Returns: A list of objects containing all classifications.
-
coast_core.citations.
compute_citation_binary_counts
(classified_external_uris, classification_config_file)¶ Take binary counts of each citation type.
Parameters: - classified_external_uris – a list of objects containing all classifications.
- classification_config_file – A config file containing all classifications.
Returns: An object containing a binary count of each classification type.
-
coast_core.citations.
execute_full_citation_analysis
(html, link, classification_config_file)¶ Runs a complete end-to-end analysis of citations using all other functions.
Parameters: - html – The html to operate on.
- link – The link of the article being analysed.
- classification_config_file – A config file containing all classifications.
Returns: An object containing all analysis.
-
coast_core.citations.
get_all_citations
(html)¶ Extract citations from a single articles HTML.
Parameters: html – The html to operate on. Returns: A list of all URI’s in lowercase form found in the article.
-
coast_core.citations.
get_an_articles_domain
(link)¶ For a given URL, parse and return the articles TLDN as a string.
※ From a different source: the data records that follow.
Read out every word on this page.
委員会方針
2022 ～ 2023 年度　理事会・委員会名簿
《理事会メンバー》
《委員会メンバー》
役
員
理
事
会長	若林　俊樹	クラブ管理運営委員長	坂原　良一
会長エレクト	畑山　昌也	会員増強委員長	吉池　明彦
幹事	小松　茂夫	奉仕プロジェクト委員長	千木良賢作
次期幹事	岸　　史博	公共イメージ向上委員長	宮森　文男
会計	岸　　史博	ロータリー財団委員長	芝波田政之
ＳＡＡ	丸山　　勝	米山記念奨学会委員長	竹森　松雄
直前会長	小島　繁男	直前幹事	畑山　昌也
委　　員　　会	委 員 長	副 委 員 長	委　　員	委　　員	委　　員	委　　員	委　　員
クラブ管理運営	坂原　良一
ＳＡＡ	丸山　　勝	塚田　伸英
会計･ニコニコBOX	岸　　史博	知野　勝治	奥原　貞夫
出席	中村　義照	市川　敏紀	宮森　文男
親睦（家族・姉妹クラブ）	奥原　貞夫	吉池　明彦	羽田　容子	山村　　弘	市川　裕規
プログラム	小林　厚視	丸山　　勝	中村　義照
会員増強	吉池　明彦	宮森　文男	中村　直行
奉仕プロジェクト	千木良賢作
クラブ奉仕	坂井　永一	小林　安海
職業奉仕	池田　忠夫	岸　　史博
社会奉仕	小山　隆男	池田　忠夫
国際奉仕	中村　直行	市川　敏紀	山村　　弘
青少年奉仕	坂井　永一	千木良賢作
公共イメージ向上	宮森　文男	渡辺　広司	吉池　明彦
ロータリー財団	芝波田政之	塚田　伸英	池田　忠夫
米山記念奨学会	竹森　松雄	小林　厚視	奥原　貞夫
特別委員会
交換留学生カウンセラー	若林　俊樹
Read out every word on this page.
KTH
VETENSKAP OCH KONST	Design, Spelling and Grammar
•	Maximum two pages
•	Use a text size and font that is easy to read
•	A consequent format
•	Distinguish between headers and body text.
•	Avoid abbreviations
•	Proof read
Parameters: link – The link to parse. Returns: The domain of the link.
-
coast_core.citations.
select_external_citations
(link, all_uris)¶ From a list of uri’s, return those that are external to the domain of the link.
Parameters: - link – The link of the article being analysed.
- all_uris – A list of all URI’s found in the article.
Returns: A list of uris that are external to the domain of the link being analysed.